Neither of us had been there, and a ferry from HK is relatively cheap and gets you there in under 90 minutes. For the purpose of traveling it's like crossing a national border, so we each collected a total of 4 new passport stamps in one day (and had to fill out 2 H1N1 flu questionnaires each).

Macau is best known for gambling, which neither of us is particularly interested in. I probably don't have enough self-control for gambling, and wouldn't know when to stop. With disastrous results. So we steered clear of the casinos and headed for historical touristy Macau.


You can still see some Portuguese, although I think maybe I heard people speaking it only once.

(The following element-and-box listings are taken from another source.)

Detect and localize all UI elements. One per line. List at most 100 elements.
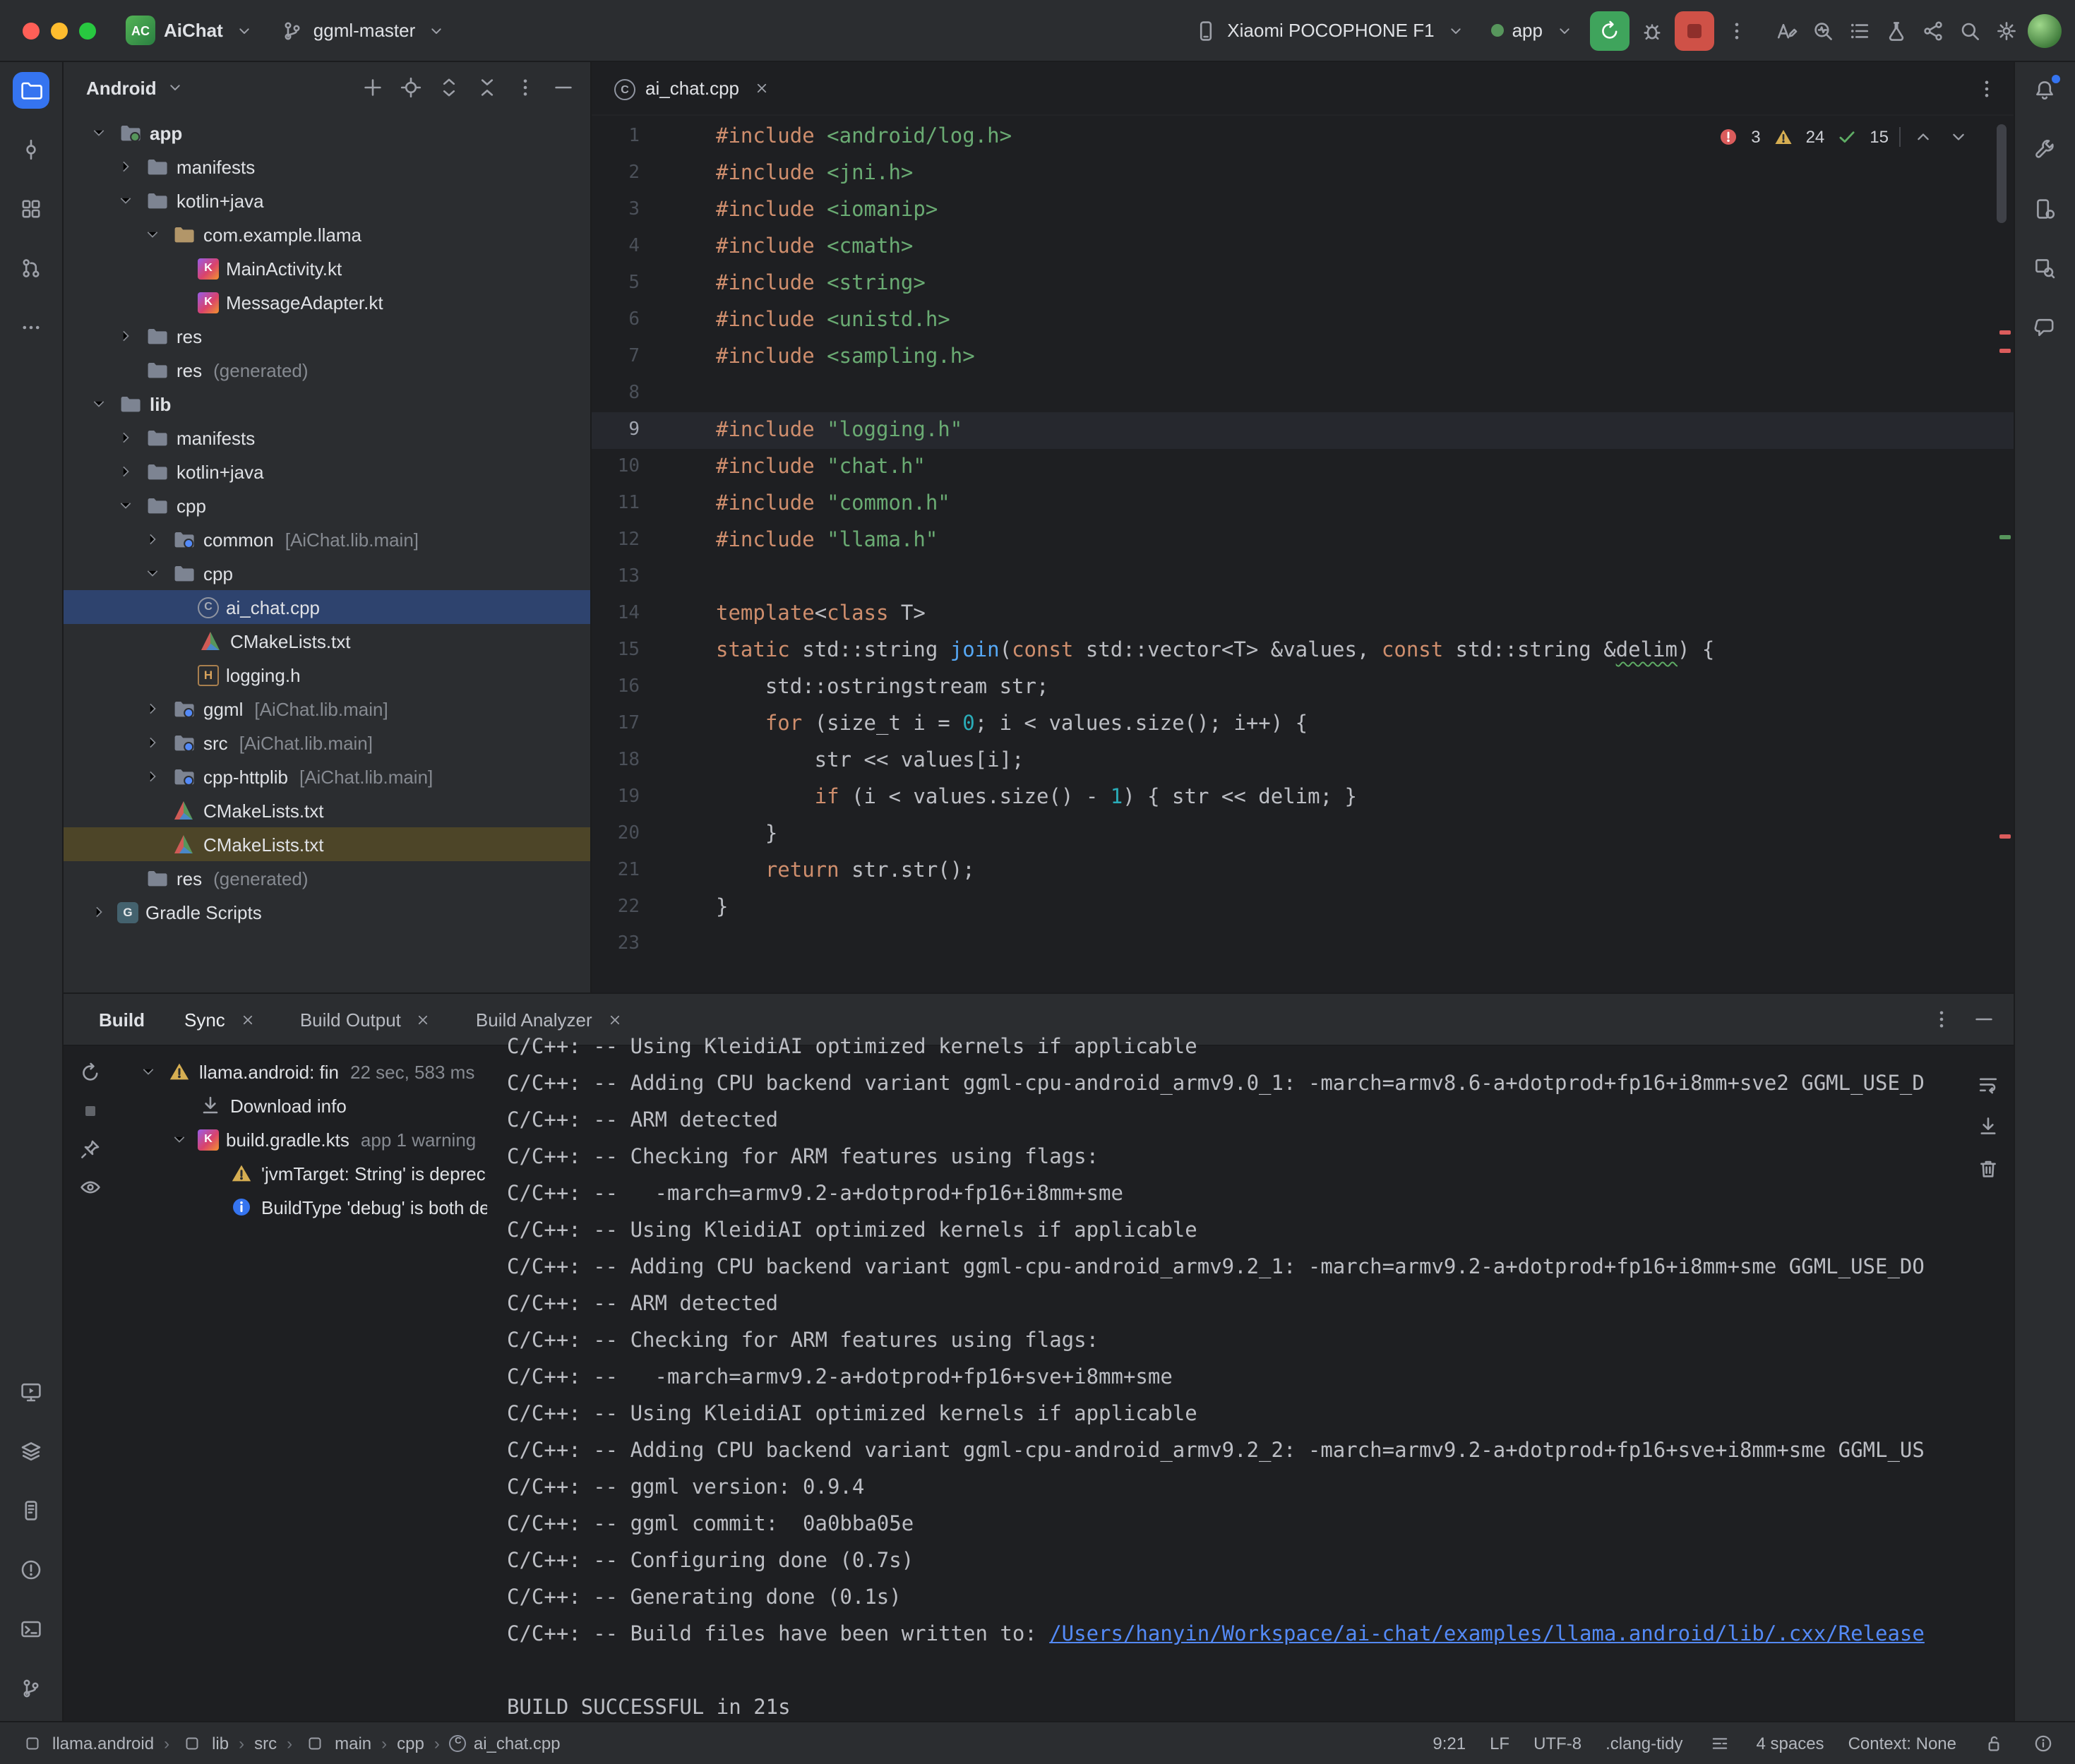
code-line-15[interactable]: 15static std::string join(const std::vec… — [592, 632, 2013, 669]
line-number[interactable]: 5 — [592, 265, 654, 302]
chevron-down-icon[interactable] — [141, 563, 164, 583]
stripe-mark[interactable] — [1999, 349, 2010, 353]
build-tab-build-output[interactable]: Build Output — [300, 994, 436, 1045]
line-number[interactable]: 8 — [592, 376, 654, 412]
line-number[interactable]: 2 — [592, 155, 654, 192]
next-problem-icon[interactable] — [1945, 124, 1971, 150]
problems-tool-button[interactable] — [13, 1551, 49, 1588]
close-window-button[interactable] — [23, 22, 40, 39]
tree-item-cmakelists-txt[interactable]: CMakeLists.txt — [64, 793, 590, 827]
device-manager-tool-button[interactable] — [2026, 191, 2063, 227]
device-streaming-icon[interactable] — [1920, 18, 1945, 43]
editor-scrollbar[interactable] — [1996, 124, 2006, 223]
code-line-11[interactable]: 11#include "common.h" — [592, 486, 2013, 522]
tree-item-common[interactable]: common[AiChat.lib.main] — [64, 522, 590, 556]
code-line-9[interactable]: 9#include "logging.h" — [592, 412, 2013, 449]
close-tab-icon[interactable] — [749, 76, 775, 101]
tree-item-res[interactable]: res(generated) — [64, 861, 590, 895]
tree-item-buildtype-debug-is-both-de[interactable]: BuildType 'debug' is both de — [117, 1190, 487, 1224]
tree-item-cpp-httplib[interactable]: cpp-httplib[AiChat.lib.main] — [64, 760, 590, 793]
code-style[interactable] — [1707, 1730, 1733, 1756]
chevron-right-icon[interactable] — [141, 733, 164, 752]
project-view-selector[interactable]: Android — [86, 77, 157, 98]
project-tool-button[interactable] — [13, 72, 49, 109]
breadcrumb-src[interactable]: src — [254, 1733, 277, 1753]
stop-build-icon[interactable] — [78, 1098, 103, 1124]
chevron-right-icon[interactable] — [114, 428, 137, 448]
code-line-18[interactable]: 18 str << values[i]; — [592, 743, 2013, 779]
close-tab-icon[interactable] — [602, 1007, 628, 1032]
tree-item-lib[interactable]: lib — [64, 387, 590, 421]
tree-item-logging-h[interactable]: Hlogging.h — [64, 658, 590, 692]
build-console[interactable]: C/C++: -- Using KleidiAI optimized kerne… — [487, 1029, 1962, 1720]
close-tab-icon[interactable] — [235, 1007, 261, 1032]
line-number[interactable]: 19 — [592, 779, 654, 816]
pin-tab-icon[interactable] — [78, 1136, 103, 1162]
expand-all-icon[interactable] — [436, 75, 462, 100]
profile-avatar[interactable] — [2027, 13, 2061, 47]
terminal-tool-button[interactable] — [13, 1610, 49, 1647]
build-variants-tool-button[interactable] — [13, 1432, 49, 1469]
console-line[interactable]: C/C++: -- ggml version: 0.9.4 — [507, 1470, 1962, 1506]
line-number[interactable]: 3 — [592, 192, 654, 229]
code-line-5[interactable]: 5#include <string> — [592, 265, 2013, 302]
running-devices-tool-button[interactable] — [13, 1373, 49, 1410]
console-line[interactable]: C/C++: -- ARM detected — [507, 1103, 1962, 1139]
tree-item-com-example-llama[interactable]: com.example.llama — [64, 217, 590, 251]
gradle-tool-button[interactable] — [2026, 131, 2063, 168]
collapse-all-icon[interactable] — [474, 75, 500, 100]
code-line-12[interactable]: 12#include "llama.h" — [592, 522, 2013, 559]
file-link[interactable]: /Users/hanyin/Workspace/ai-chat/examples… — [1049, 1624, 1925, 1646]
code-line-17[interactable]: 17 for (size_t i = 0; i < values.size();… — [592, 706, 2013, 743]
logcat-tool-button[interactable] — [13, 1492, 49, 1528]
add-icon[interactable] — [360, 75, 385, 100]
tree-item-cmakelists-txt[interactable]: CMakeLists.txt — [64, 827, 590, 861]
clear-all-icon[interactable] — [1975, 1156, 2000, 1182]
chevron-down-icon[interactable] — [88, 123, 110, 143]
console-line[interactable]: C/C++: -- Using KleidiAI optimized kerne… — [507, 1213, 1962, 1249]
line-number[interactable]: 22 — [592, 889, 654, 926]
notifications-button[interactable] — [2026, 72, 2063, 109]
caret-position-widget[interactable]: 9:21 — [1433, 1733, 1466, 1753]
code-line-16[interactable]: 16 std::ostringstream str; — [592, 669, 2013, 706]
console-line[interactable]: C/C++: -- Adding CPU backend variant ggm… — [507, 1249, 1962, 1286]
chevron-right-icon[interactable] — [141, 767, 164, 786]
line-number[interactable]: 1 — [592, 119, 654, 155]
code-line-19[interactable]: 19 if (i < values.size() - 1) { str << d… — [592, 779, 2013, 816]
line-number[interactable]: 15 — [592, 632, 654, 669]
chevron-right-icon[interactable] — [141, 529, 164, 549]
console-line[interactable]: C/C++: -- Configuring done (0.7s) — [507, 1543, 1962, 1580]
run-configuration-selector[interactable]: app — [1481, 12, 1586, 49]
console-line[interactable]: BUILD SUCCESSFUL in 21s — [507, 1690, 1962, 1720]
breadcrumb-lib[interactable]: lib — [179, 1730, 229, 1756]
resolve-context-widget[interactable]: Context: None — [1848, 1733, 1956, 1753]
build-tab-sync[interactable]: Sync — [184, 994, 261, 1045]
chevron-right-icon[interactable] — [114, 326, 137, 346]
line-number[interactable]: 6 — [592, 302, 654, 339]
run-button[interactable] — [1589, 11, 1629, 50]
code-line-2[interactable]: 2#include <jni.h> — [592, 155, 2013, 192]
chevron-down-icon[interactable] — [137, 1062, 160, 1081]
line-number[interactable]: 21 — [592, 853, 654, 889]
scroll-to-end-icon[interactable] — [1975, 1114, 2000, 1139]
line-number[interactable]: 18 — [592, 743, 654, 779]
tree-item-download-info[interactable]: Download info — [117, 1088, 487, 1122]
tree-item-kotlin-java[interactable]: kotlin+java — [64, 455, 590, 488]
soft-wrap-icon[interactable] — [1975, 1072, 2000, 1097]
ide-status[interactable] — [2030, 1730, 2055, 1756]
tree-item-jvmtarget-string-is-deprec[interactable]: 'jvmTarget: String' is deprec — [117, 1156, 487, 1190]
rerun-build-icon[interactable] — [78, 1060, 103, 1086]
tree-item-ai-chat-cpp[interactable]: Cai_chat.cpp — [64, 590, 590, 624]
line-number[interactable]: 4 — [592, 229, 654, 265]
app-inspection-icon[interactable] — [1883, 18, 1908, 43]
pull-requests-tool-button[interactable] — [13, 250, 49, 287]
minimize-window-button[interactable] — [51, 22, 68, 39]
chevron-down-icon[interactable] — [114, 191, 137, 210]
console-line[interactable]: C/C++: -- ggml commit: 0a0bba05e — [507, 1506, 1962, 1543]
console-line[interactable]: C/C++: -- ARM detected — [507, 1286, 1962, 1323]
branch-selector[interactable]: ggml-master — [270, 12, 460, 49]
console-line[interactable]: C/C++: -- Using KleidiAI optimized kerne… — [507, 1029, 1962, 1066]
clang-tidy-status-widget[interactable]: .clang-tidy — [1605, 1733, 1682, 1753]
file-encoding-widget[interactable]: UTF-8 — [1533, 1733, 1581, 1753]
chevron-right-icon[interactable] — [88, 902, 110, 922]
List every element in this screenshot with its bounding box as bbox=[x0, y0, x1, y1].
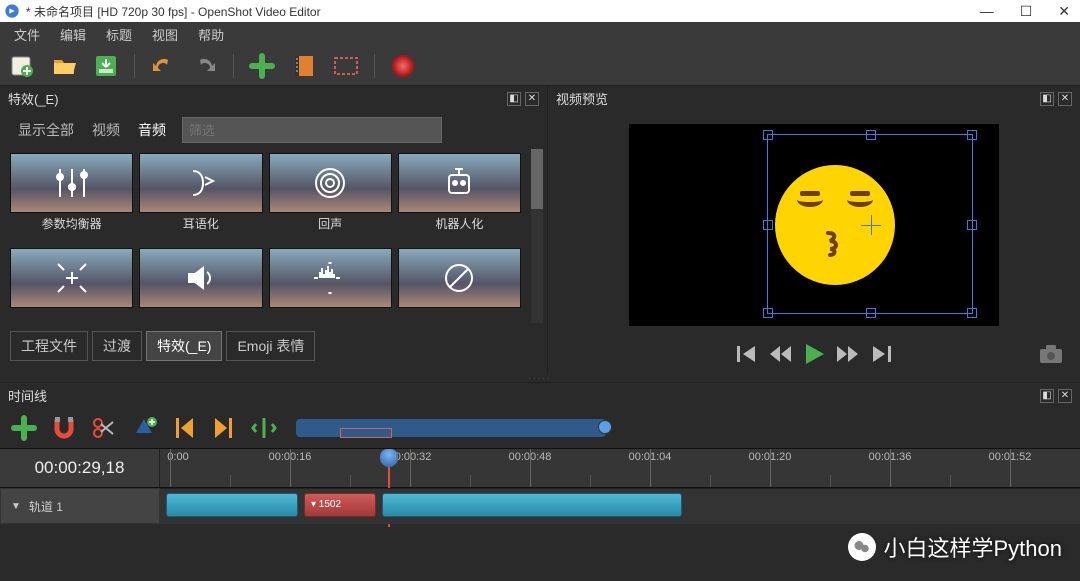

The most important old tourist sight is, of course, the ruins of St. Paul's. There is a nonstop crowd of tourists with cameras in the plaza in front.

The old town is beautiful. It feels like how I imagine an old city in southern Europe probably feels to wander through (not that I'd know). Of course, there's plenty of new development along roads that get a lot of tourists, and depending on where you point your camera, you might get this gigantic monstrosity towering above the old-timey cityscape.

But the food is wonderful, including the ubiquitous little almond cookies sold in a thousand little shops. Also, the egg tarts are the best in the world. And I'm comparing them to the ones in Hong Kong.

Macau may be small (however big you think Macau is, it's smaller) but I think I could probably enjoy another visit there. We never left the old city to explore the regions further south. Lonely Planet implies the best food in all of Macau is to be found there.